If you delve into the numbers, one study has determined that 42% of all American workers make less than $15/hr. Predictably, those workers are clustered in the lower-skill service industries.

What about regional differences in the cost of living?  As noted in the examples above, the higher wage is going to benefit already lower cost of living areas the most.

Unfortunately that’s not where the bulk of the population lives, and those more populous areas are the ones receiving the least net benefit from the increased wages.

The argument for not raising the minimum is that it was never meant to be a living wage.

OK, but how far short of a living wage is allowable? Obviously the gap between $7.25 and $15 is a lot, but what amount is workable?

Does that mean that L.A. proper should have a $20 minimum wage for the hypothetical 1 adult 1 child household (LW  $25.72)? What if you  are single and have three kids? Should your minimum be at least $30/hr (LW $36.65)?

And there is the matter of inflation.  Landlords are not going to freeze rents at 2016 levels.

What about public assistance programs, or welfare if you prefer?

Most  programs are based on a percentage calculated on the “poverty” wage. What does $15/hr do to eligibility for subsidized housing, ADC or food stamp benefits for instance? Will less people be eligible or will the income thresholds move upward with the increase? How many people will lose their Obamacare subsidies?

That’s the problem with one-size-fits-all solutions. They never really fit most of us.

Don’t count on all those returning jobs.

Free enterprise is not always the great leveler the far right wants you to think it is, not by a longshot.

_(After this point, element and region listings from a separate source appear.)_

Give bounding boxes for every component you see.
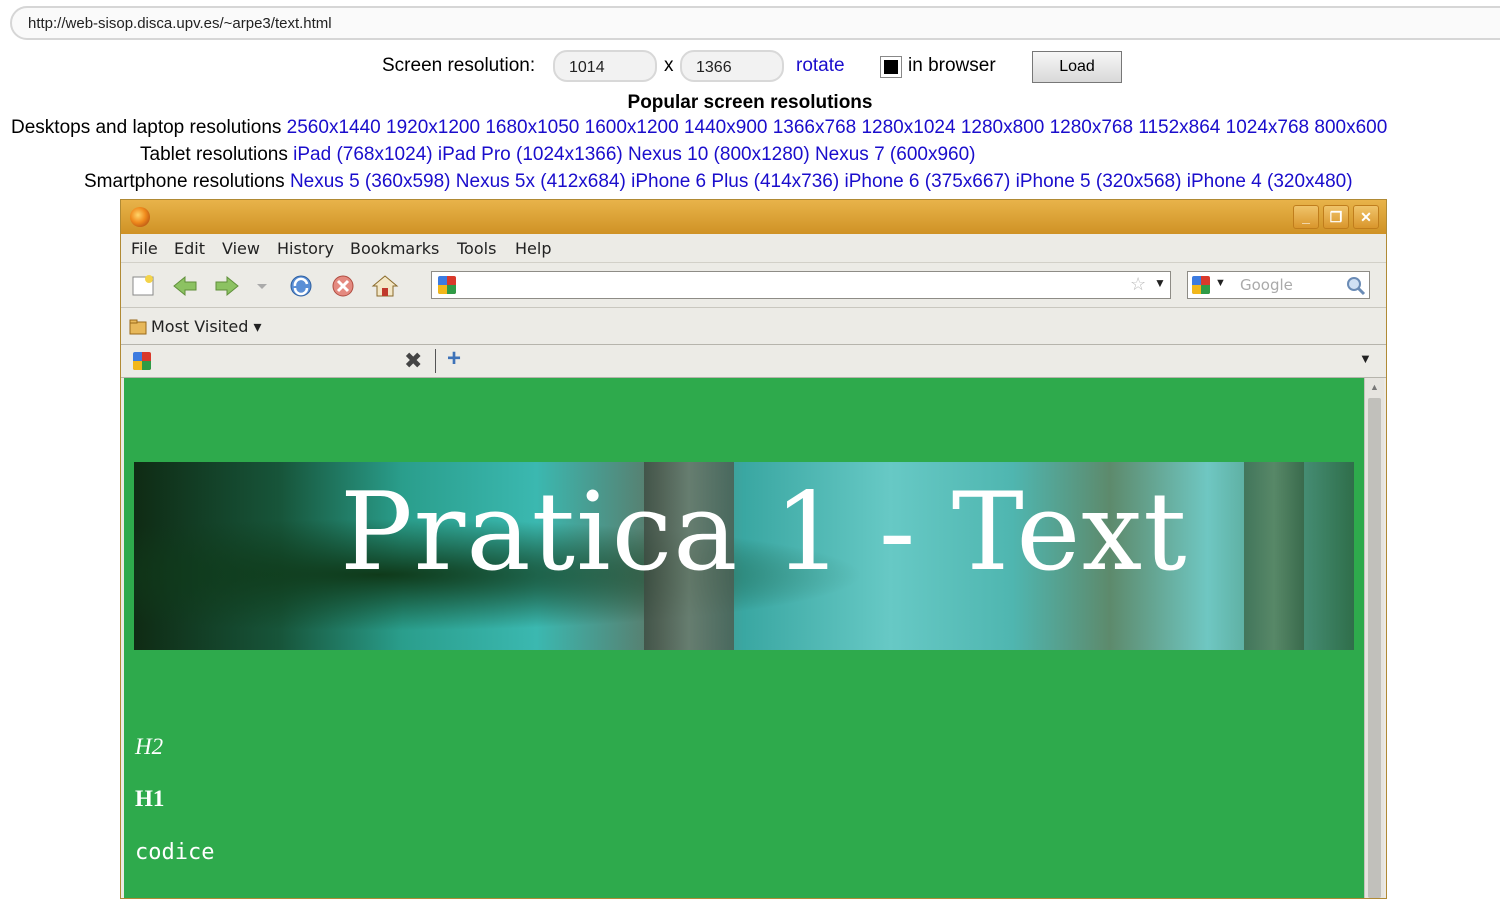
desktop-resolutions-label: Desktops and laptop resolutions — [11, 117, 282, 138]
heading-h2: H2 — [135, 734, 164, 759]
desktop-resolutions-row: Desktops and laptop resolutions 2560x144… — [11, 117, 1387, 139]
tab-favicon-icon — [133, 352, 151, 370]
back-arrow-icon[interactable] — [171, 273, 199, 299]
height-input[interactable]: 1366 — [680, 50, 784, 82]
desktop-resolution-link[interactable]: 1920x1200 — [386, 117, 480, 138]
close-tab-icon[interactable]: ✖ — [404, 348, 422, 374]
resolution-controls: Screen resolution: 1014 x 1366 rotate in… — [0, 49, 1500, 85]
navigation-toolbar: ☆ ▼ ▼ Google — [121, 263, 1386, 308]
menu-help[interactable]: Help — [515, 239, 551, 258]
desktop-resolution-link[interactable]: 1366x768 — [773, 117, 856, 138]
search-field[interactable]: ▼ Google — [1187, 271, 1370, 299]
search-engine-dropdown-icon[interactable]: ▼ — [1215, 277, 1226, 289]
bookmarks-bar: Most Visited ▾ — [121, 308, 1386, 345]
url-text: http://web-sisop.disca.upv.es/~arpe3/tex… — [28, 15, 332, 32]
forest-banner-image: Pratica 1 - Text — [134, 462, 1354, 650]
bookmark-star-icon[interactable]: ☆ — [1130, 274, 1146, 295]
desktop-resolution-link[interactable]: 2560x1440 — [287, 117, 381, 138]
smartphone-resolution-link[interactable]: iPhone 5 (320x568) — [1016, 171, 1182, 192]
smartphone-resolution-link[interactable]: iPhone 6 (375x667) — [844, 171, 1010, 192]
most-visited-menu[interactable]: Most Visited ▾ — [151, 317, 262, 336]
magnifier-icon[interactable] — [1346, 276, 1366, 296]
scroll-up-icon[interactable]: ▲ — [1370, 382, 1379, 392]
load-button[interactable]: Load — [1032, 51, 1122, 83]
vertical-scrollbar[interactable]: ▲ — [1364, 378, 1384, 898]
heading-h1: H1 — [135, 786, 165, 811]
smartphone-resolutions-label: Smartphone resolutions — [84, 171, 285, 192]
tablet-resolution-link[interactable]: Nexus 10 (800x1280) — [628, 144, 810, 165]
smartphone-resolution-link[interactable]: Nexus 5x (412x684) — [456, 171, 626, 192]
smartphone-resolution-link[interactable]: iPhone 4 (320x480) — [1187, 171, 1353, 192]
desktop-resolution-link[interactable]: 800x600 — [1314, 117, 1387, 138]
address-dropdown-icon[interactable]: ▼ — [1154, 276, 1166, 290]
new-page-icon[interactable] — [129, 273, 157, 299]
code-block: codice — [135, 840, 215, 865]
smartphone-resolution-link[interactable]: Nexus 5 (360x598) — [290, 171, 451, 192]
search-placeholder: Google — [1240, 276, 1293, 294]
in-browser-checkbox[interactable] — [880, 56, 902, 78]
history-dropdown-icon[interactable] — [255, 273, 269, 299]
desktop-resolution-link[interactable]: 1280x768 — [1050, 117, 1133, 138]
desktop-resolution-link[interactable]: 1280x1024 — [861, 117, 955, 138]
new-tab-icon[interactable]: + — [447, 345, 461, 373]
tablet-resolutions-label: Tablet resolutions — [140, 144, 288, 165]
folder-icon — [129, 319, 147, 335]
address-field[interactable]: ☆ ▼ — [431, 271, 1171, 299]
x-label: x — [664, 55, 674, 76]
desktop-resolution-link[interactable]: 1600x1200 — [585, 117, 679, 138]
desktop-resolution-link[interactable]: 1440x900 — [684, 117, 767, 138]
forward-arrow-icon[interactable] — [213, 273, 241, 299]
reload-icon[interactable] — [287, 273, 315, 299]
restore-icon[interactable]: ❐ — [1323, 205, 1349, 229]
home-icon[interactable] — [371, 273, 399, 299]
desktop-resolution-link[interactable]: 1152x864 — [1138, 117, 1220, 138]
site-favicon-icon — [438, 276, 456, 294]
firefox-icon — [130, 207, 150, 227]
desktop-resolution-link[interactable]: 1024x768 — [1226, 117, 1309, 138]
popular-resolutions-title: Popular screen resolutions — [627, 92, 873, 113]
tab-divider — [435, 349, 436, 373]
tab-list-dropdown-icon[interactable]: ▼ — [1359, 351, 1372, 366]
menu-view[interactable]: View — [222, 239, 260, 258]
tablet-resolutions-row: Tablet resolutions iPad (768x1024) iPad … — [140, 144, 976, 166]
width-input[interactable]: 1014 — [553, 50, 657, 82]
smartphone-resolution-link[interactable]: iPhone 6 Plus (414x736) — [631, 171, 839, 192]
close-window-icon[interactable]: ✕ — [1353, 205, 1379, 229]
url-bar[interactable]: http://web-sisop.disca.upv.es/~arpe3/tex… — [10, 6, 1500, 40]
scrollbar-thumb[interactable] — [1368, 398, 1381, 898]
menu-file[interactable]: File — [131, 239, 158, 258]
tablet-resolution-link[interactable]: iPad Pro (1024x1366) — [438, 144, 623, 165]
tab-bar: ✖ + ▼ — [121, 345, 1386, 378]
desktop-resolution-link[interactable]: 1280x800 — [961, 117, 1044, 138]
in-browser-label: in browser — [908, 55, 996, 76]
menu-history[interactable]: History — [277, 239, 334, 258]
menu-tools[interactable]: Tools — [457, 239, 496, 258]
tablet-resolution-link[interactable]: Nexus 7 (600x960) — [815, 144, 976, 165]
emulated-browser-window: _ ❐ ✕ File Edit View History Bookmarks T… — [120, 199, 1387, 899]
minimize-icon[interactable]: _ — [1293, 205, 1319, 229]
stop-icon[interactable] — [329, 273, 357, 299]
banner-title: Pratica 1 - Text — [340, 470, 1188, 595]
rotate-link[interactable]: rotate — [796, 55, 845, 77]
menu-bookmarks[interactable]: Bookmarks — [350, 239, 439, 258]
search-engine-icon[interactable] — [1192, 276, 1210, 294]
tablet-resolution-link[interactable]: iPad (768x1024) — [293, 144, 432, 165]
menu-edit[interactable]: Edit — [174, 239, 205, 258]
title-bar: _ ❐ ✕ — [121, 200, 1386, 234]
page-content: Pratica 1 - Text H2 H1 codice — [124, 378, 1364, 898]
smartphone-resolutions-row: Smartphone resolutions Nexus 5 (360x598)… — [84, 171, 1353, 193]
desktop-resolution-link[interactable]: 1680x1050 — [485, 117, 579, 138]
menu-bar: File Edit View History Bookmarks Tools H… — [121, 234, 1386, 263]
most-visited-label: Most Visited — [151, 317, 249, 336]
screen-resolution-label: Screen resolution: — [382, 55, 536, 76]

For one thing, some businesses are  going to get priced out of the market or, fearing even more increases, move out of the state or even out of the country, compounding an already lackluster job growth problem.

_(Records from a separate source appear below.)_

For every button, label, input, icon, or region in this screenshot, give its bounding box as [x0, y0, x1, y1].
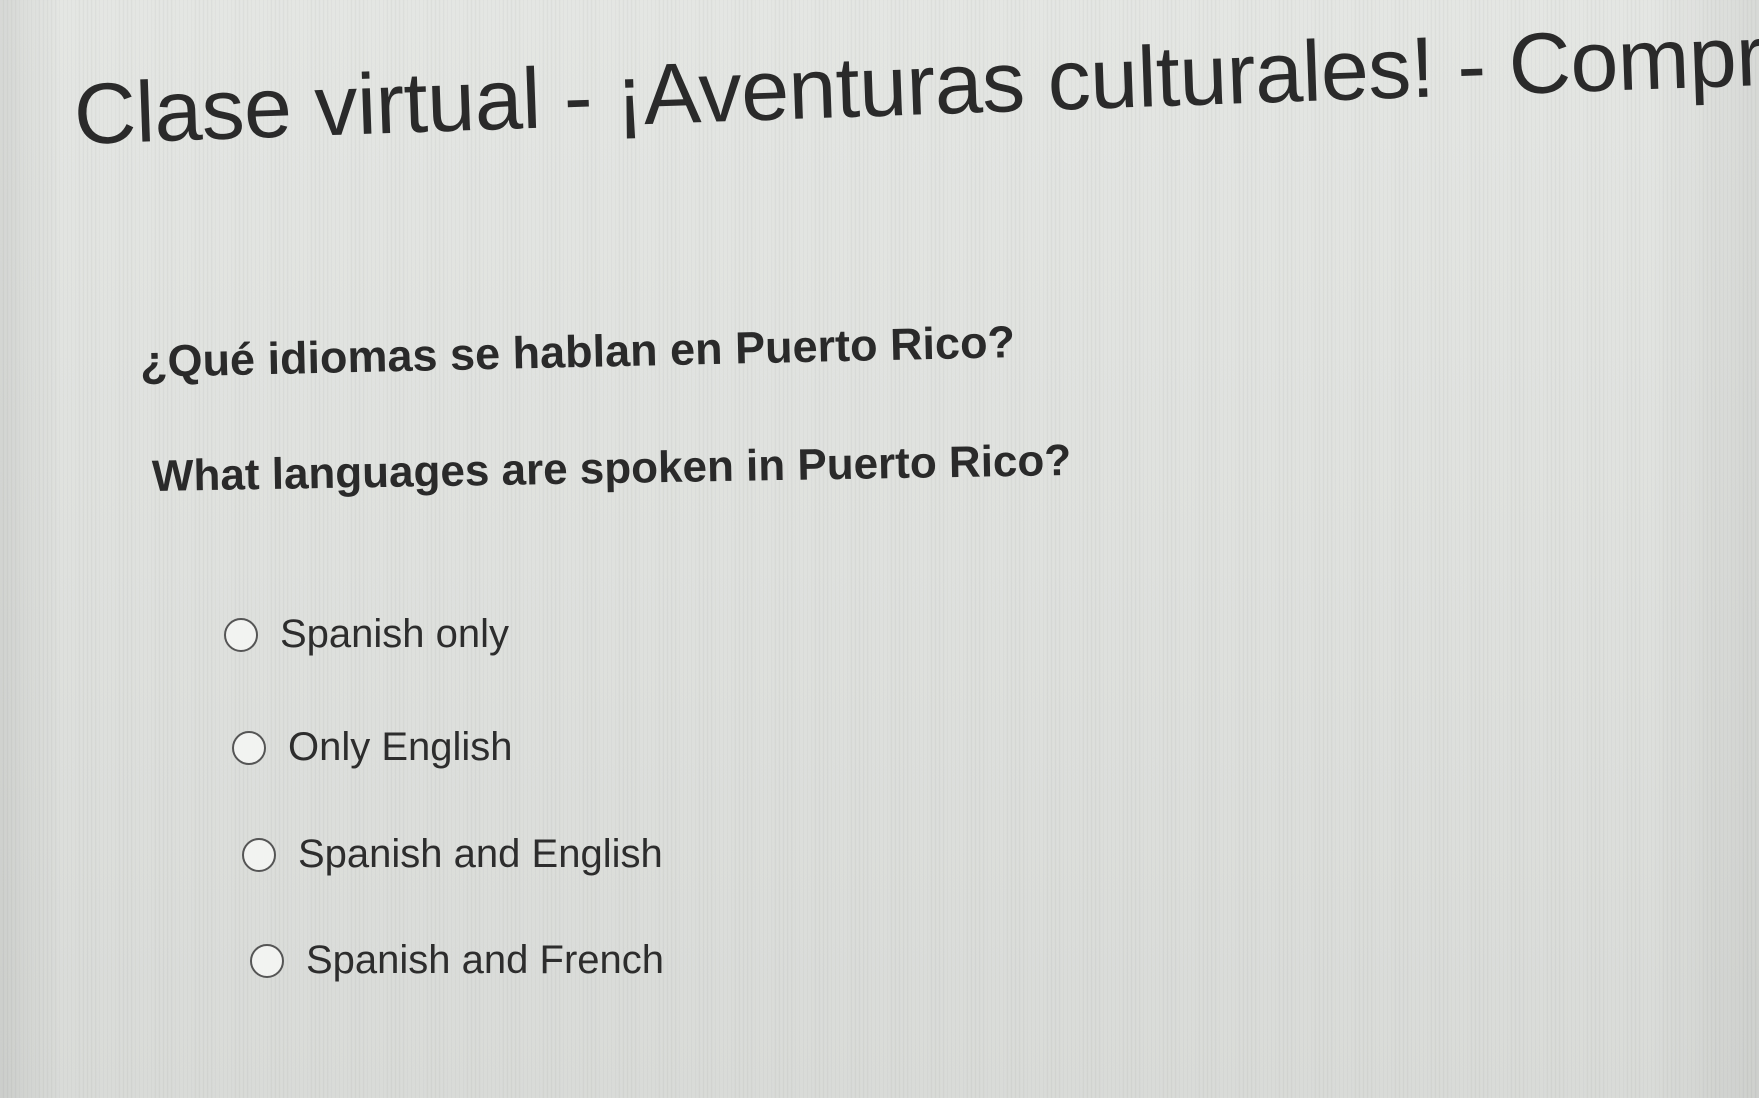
answer-option-label: Spanish only [280, 612, 510, 656]
question-text-spanish: ¿Qué idiomas se hablan en Puerto Rico? [139, 316, 1016, 387]
radio-button-icon[interactable] [232, 730, 266, 765]
answer-option-label: Spanish and French [306, 938, 665, 982]
answer-option-2[interactable]: Only English [232, 725, 513, 770]
answer-option-4[interactable]: Spanish and French [250, 938, 664, 983]
answer-option-3[interactable]: Spanish and English [242, 832, 663, 877]
radio-button-icon[interactable] [242, 837, 276, 872]
question-text-english: What languages are spoken in Puerto Rico… [151, 435, 1072, 501]
page-title: Clase virtual - ¡Aventuras culturales! -… [72, 6, 1759, 163]
radio-button-icon[interactable] [224, 617, 258, 652]
answer-option-label: Only English [288, 725, 513, 769]
answer-option-label: Spanish and English [298, 832, 663, 876]
radio-button-icon[interactable] [250, 943, 284, 978]
answer-option-1[interactable]: Spanish only [224, 612, 509, 657]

Would-be entrepreneurs are going to think twice about starting businesses that will be labor intensive, like landscaping, house cleaning  or some IT-related ventures.

The ugliest side of the minimum wage argument is that businesses that can afford to pay far better than they do, often don’t even come close to paying for value received from their employees.

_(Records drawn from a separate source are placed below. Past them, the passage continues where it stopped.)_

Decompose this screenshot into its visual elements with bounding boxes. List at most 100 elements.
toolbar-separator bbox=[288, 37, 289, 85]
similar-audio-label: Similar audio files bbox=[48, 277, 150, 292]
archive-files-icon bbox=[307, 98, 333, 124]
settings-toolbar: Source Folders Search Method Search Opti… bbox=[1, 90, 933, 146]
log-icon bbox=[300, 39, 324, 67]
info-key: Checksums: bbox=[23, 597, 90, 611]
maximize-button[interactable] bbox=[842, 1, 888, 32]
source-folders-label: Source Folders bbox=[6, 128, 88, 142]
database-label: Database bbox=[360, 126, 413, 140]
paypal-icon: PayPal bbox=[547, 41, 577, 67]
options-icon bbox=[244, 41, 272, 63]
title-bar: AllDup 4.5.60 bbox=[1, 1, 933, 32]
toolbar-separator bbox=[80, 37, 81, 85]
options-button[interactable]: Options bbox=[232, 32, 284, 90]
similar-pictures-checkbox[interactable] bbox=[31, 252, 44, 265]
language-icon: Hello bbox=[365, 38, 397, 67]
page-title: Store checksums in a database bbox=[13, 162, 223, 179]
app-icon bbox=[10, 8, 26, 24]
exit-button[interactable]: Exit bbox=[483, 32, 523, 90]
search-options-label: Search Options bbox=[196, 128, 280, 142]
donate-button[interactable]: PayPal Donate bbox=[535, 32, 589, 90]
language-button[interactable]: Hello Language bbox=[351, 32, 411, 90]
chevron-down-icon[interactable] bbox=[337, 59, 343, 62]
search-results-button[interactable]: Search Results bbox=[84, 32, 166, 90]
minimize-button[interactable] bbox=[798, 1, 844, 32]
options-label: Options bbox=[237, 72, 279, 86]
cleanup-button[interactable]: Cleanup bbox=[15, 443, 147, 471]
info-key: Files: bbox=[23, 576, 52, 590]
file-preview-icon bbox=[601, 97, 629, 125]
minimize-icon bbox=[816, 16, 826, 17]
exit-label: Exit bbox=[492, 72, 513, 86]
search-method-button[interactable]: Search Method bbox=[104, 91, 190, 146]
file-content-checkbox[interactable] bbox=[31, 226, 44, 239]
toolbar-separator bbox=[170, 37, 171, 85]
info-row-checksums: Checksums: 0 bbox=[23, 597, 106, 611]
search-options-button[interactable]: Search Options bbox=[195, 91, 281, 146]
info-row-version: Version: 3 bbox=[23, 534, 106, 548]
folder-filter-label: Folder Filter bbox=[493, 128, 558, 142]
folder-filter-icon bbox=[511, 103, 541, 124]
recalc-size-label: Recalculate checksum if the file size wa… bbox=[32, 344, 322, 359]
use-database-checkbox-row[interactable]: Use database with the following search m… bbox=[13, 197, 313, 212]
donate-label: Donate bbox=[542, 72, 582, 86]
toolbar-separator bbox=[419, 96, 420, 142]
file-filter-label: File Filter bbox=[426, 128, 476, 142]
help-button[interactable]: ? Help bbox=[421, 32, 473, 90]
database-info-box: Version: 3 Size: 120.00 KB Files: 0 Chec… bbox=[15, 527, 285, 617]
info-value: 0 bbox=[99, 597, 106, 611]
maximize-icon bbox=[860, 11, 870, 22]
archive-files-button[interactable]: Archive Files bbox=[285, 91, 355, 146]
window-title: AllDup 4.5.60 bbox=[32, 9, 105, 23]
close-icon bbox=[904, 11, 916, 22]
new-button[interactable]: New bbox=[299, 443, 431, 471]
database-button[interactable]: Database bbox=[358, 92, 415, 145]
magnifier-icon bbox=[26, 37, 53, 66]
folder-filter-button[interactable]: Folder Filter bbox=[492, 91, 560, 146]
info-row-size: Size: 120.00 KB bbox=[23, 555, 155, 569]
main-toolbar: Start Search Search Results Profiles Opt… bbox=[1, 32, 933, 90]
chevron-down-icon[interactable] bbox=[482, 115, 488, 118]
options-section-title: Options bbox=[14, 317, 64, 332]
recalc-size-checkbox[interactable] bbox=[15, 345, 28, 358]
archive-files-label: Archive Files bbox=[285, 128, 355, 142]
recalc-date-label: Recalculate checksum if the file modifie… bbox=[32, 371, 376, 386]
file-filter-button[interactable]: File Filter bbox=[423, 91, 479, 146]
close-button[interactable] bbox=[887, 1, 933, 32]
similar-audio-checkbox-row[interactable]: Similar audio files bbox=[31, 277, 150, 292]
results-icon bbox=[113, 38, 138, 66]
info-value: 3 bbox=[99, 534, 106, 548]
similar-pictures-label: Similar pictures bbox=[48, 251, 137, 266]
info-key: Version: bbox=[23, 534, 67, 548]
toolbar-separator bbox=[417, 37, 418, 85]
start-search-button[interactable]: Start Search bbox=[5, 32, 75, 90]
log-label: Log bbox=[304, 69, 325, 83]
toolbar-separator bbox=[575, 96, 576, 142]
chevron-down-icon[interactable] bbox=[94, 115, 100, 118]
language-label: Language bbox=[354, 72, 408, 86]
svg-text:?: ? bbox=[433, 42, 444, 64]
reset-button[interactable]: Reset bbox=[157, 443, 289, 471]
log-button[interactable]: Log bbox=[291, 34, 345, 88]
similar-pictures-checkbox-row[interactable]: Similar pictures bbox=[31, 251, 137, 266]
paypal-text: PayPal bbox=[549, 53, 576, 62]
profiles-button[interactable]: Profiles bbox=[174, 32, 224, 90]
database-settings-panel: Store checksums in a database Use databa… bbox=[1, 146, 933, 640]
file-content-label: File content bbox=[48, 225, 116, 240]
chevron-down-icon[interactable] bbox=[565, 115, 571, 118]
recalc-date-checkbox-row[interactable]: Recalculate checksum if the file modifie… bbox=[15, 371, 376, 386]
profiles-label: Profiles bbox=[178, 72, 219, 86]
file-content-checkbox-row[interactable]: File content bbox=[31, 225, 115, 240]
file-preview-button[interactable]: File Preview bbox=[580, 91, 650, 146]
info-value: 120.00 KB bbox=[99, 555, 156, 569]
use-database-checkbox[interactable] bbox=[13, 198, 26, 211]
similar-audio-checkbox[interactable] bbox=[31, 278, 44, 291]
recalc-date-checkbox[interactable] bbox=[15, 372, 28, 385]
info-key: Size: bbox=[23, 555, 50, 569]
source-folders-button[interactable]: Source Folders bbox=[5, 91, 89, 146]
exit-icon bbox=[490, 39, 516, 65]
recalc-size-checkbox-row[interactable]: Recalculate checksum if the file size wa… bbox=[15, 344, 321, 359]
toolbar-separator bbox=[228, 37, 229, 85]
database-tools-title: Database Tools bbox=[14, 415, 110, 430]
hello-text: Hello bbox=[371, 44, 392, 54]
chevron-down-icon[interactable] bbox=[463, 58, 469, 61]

That’s a problem the right never seems to be able to address effectively, as witnessed by Donald Trump’s position on the subject.

In one respect he’s right…American-produced goods are already too expensive to compete with imported goods that are produced using what amounts to indentured servants. Raising the minimum wage isn’t going to help that.

On the other hand, he seems to be saying that we can only level out those price imbalances by treating our workers the same way as do our global competitors. Effectively, that’s balancing the budget on the backs of those who can least afford it.

People aren’t blind. When they see very well off industries racking up record profits, it isn’t hard for them to buy into the idea of government enforced income growth.

Nothing the right has suggested to date deals with that problem, and they tend to resist raising the national minimum. Just how do you get companies to raise wages if they don’t want to do it voluntarily?

If there has to be government intervention in wages perhaps a better answer would be to leave it at the state level. Or, if the Feds absolutely have to be involved, how about issuing tax credits based on how closely a company’s  compensation addresses the needs of the average worker, adjusted for locality and experience?

For instance, the more closely the company’s minimum or even average wage gets to the actual average cost of living for the area, the greater the tax credit.

That shifts control of the workforce and payroll costs a little more toward the employers and employees, while still relieving some of the pressure on social services programs.

Theoretically, that should also mean that Washington wouldn’t need to fund so many social welfare programs.

But if that happened, what platform would the next Bernie or Hillary run on?